看護の作文コンクールの審査を行ったときに印象に残った作文があります。それは夜にナースコールを鳴らし「もう少し待ってください」と言われたが、結局その後看護師は来てくれなかったといった内容でした。その看護師は帰ってしまっていたようで、次の日もその看護師は来てくれたが前の日のことに関しては何も言われなかったそうです。
「謝れる看護師になってほしい」と私はよく言っています。看護師も人間ですから、忘れることもあります。しかし、患者さんにとって、ナースコールを押すことは勇気のいることです。本当は忘れること自体良くないですが、もし忘れてしまっても、思い出したら一言謝るべきです。
看護学生の時の戴帽式にて、看護連盟の会長が仰った「キャップは軽いけれど私たちに課せられた責任は重い」という言葉を今でも覚えています。複数の患者さんを受け持っていたとしても患者さんにとっては一対一の関係です。ぜひ患者さんの想いに寄り添える看護師になってください。
青春の夢に忠実であれ
この言葉をよく若者に伝えます。青春時代に描く夢は純粋で、案外間違いないと思います。
高校時代、私はバスケットボール部に入っていましたが、母の介護が必要になり、3か月で辞めることになりました。母が元気になってきたのち、演劇クラブに所属したり、風紀部長として大勢の前で話したり、多方面で活動するようになりました。
私が通っていた高校は商業科で、卒業したら銀行員になる人が多かったので自分も銀行員になるのだと何となく思っていました。しかし、気づいたときには銀行の採用試験は終わっていたのです。結局、私は看護師になりましたが、商業科で学んだことは経営に役立っていますし、演劇で培った話し方や風紀部長として大勢の前で自分の考えを話した経験は、講演で話をするときに役に立っています。こうして振り返ってみると、全てに無駄がなかったと思います。

執筆者より
共生社会という言葉はよく耳にしますが、実際よく街で見かける施設は特別養護老人ホームや障がい者入所施設などと対象者が限られており、それがいつの間にか当たり前になっていました。だからこそ、大学の授業で富山型デイサービスこのゆびとーまれの存在を知った時、感動したのを今でも覚えています。縦割りのほうが行政も、ケアを提供する側も楽なのかもしれません。しかし、地域には様々な人が暮らしているからこそ、年齢や障がいの有無などにかかわらず誰もがいることのできる、ごちゃまぜの場が自然であるということを実感させられました。
プロフィール
惣万佳代子(そうまんかよこ)さん
昭和48年から富山赤十字病院に看護師として勤務。平成5年に退職し看護師仲間と3人で富山市富岡町で民営デイケアハウス『このゆびとーまれ』を開所。子供、お年寄り、障害者が一つ屋根の下で過ごす「富山型デイサービス」を始める。平成11年、県内初のNPO法人となる。

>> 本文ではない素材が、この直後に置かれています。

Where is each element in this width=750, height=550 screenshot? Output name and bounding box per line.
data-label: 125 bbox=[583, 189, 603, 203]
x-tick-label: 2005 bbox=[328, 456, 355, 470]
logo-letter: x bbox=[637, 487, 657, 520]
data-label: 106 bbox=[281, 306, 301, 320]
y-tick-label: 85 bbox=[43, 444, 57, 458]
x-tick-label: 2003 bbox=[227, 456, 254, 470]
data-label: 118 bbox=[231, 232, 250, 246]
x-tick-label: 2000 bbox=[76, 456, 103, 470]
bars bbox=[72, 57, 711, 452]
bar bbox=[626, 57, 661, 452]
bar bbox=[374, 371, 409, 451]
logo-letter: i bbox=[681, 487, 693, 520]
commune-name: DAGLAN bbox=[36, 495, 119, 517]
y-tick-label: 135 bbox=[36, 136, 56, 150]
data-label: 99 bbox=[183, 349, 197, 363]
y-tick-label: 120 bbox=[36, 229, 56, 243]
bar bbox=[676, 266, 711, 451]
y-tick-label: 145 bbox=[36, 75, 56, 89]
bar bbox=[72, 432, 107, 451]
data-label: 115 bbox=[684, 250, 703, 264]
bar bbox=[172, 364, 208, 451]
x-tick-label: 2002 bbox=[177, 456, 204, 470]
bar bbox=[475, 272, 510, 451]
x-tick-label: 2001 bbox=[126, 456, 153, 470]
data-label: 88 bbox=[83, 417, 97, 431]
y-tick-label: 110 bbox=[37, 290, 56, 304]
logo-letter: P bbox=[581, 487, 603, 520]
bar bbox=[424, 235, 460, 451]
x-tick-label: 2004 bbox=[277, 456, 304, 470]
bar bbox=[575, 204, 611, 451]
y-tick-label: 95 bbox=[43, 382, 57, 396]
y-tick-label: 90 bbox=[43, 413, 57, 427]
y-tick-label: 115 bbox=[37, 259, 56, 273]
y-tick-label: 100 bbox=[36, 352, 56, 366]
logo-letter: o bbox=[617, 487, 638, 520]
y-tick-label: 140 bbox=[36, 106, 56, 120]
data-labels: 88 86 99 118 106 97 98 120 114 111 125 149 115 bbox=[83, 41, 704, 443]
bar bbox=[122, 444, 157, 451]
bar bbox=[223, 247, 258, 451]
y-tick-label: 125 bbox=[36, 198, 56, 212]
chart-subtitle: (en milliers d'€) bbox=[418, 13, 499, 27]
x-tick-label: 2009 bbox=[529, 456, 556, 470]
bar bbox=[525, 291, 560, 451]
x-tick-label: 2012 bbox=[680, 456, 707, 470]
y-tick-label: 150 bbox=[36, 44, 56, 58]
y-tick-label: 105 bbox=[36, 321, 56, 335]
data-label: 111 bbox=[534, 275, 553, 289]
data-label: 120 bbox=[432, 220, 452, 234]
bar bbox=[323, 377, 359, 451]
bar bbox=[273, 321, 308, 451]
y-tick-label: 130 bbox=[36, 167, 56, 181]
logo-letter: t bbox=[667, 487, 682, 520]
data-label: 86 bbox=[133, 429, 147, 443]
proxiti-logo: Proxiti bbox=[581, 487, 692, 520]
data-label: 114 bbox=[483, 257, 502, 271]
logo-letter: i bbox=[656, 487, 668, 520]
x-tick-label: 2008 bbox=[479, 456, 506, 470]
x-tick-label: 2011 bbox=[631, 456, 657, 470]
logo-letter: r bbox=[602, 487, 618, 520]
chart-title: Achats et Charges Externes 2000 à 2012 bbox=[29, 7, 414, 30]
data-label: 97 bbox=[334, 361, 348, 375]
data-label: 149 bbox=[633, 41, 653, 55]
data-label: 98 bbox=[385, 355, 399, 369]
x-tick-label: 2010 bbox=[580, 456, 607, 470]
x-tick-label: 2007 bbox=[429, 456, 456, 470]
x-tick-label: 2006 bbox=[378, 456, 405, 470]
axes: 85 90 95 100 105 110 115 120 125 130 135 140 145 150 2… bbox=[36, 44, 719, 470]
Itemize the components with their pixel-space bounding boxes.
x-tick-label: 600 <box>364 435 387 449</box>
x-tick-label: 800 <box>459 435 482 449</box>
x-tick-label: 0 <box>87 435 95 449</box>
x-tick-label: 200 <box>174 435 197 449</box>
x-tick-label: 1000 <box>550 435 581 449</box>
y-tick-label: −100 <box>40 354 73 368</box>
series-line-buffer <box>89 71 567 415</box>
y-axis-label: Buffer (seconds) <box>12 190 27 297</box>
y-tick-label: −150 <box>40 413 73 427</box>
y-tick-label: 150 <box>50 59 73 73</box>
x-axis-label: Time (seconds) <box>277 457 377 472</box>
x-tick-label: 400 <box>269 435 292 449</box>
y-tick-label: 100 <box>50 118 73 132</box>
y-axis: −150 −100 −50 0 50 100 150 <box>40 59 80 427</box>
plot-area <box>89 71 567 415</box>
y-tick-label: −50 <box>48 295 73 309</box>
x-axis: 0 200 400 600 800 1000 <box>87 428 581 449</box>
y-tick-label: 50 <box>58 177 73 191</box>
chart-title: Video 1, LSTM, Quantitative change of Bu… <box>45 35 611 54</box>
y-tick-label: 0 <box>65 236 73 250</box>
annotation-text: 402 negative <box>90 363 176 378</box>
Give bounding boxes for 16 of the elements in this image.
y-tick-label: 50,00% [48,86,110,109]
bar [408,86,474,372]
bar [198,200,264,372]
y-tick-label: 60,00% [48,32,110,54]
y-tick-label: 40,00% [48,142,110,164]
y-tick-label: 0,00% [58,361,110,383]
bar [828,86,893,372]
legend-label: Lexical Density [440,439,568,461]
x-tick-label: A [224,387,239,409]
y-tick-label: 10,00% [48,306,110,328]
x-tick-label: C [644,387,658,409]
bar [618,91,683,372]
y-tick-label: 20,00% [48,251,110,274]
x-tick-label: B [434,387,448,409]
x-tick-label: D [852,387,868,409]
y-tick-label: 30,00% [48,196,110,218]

現在は富山ケアネットワーク会長をはじめ、宅老所・グループホーム全国ネットワーク代表世話人・富山大学非常勤講師を務めている。また平成14年、「日経ウーマン・オブ・ザ・イヤー2003」総合2位、平成17年には男女共同社会づくりで内閣府総理大臣表彰、平成27年に第45回フローレンス・ナイチンゲール記章受賞など、数多くの賞を受賞している。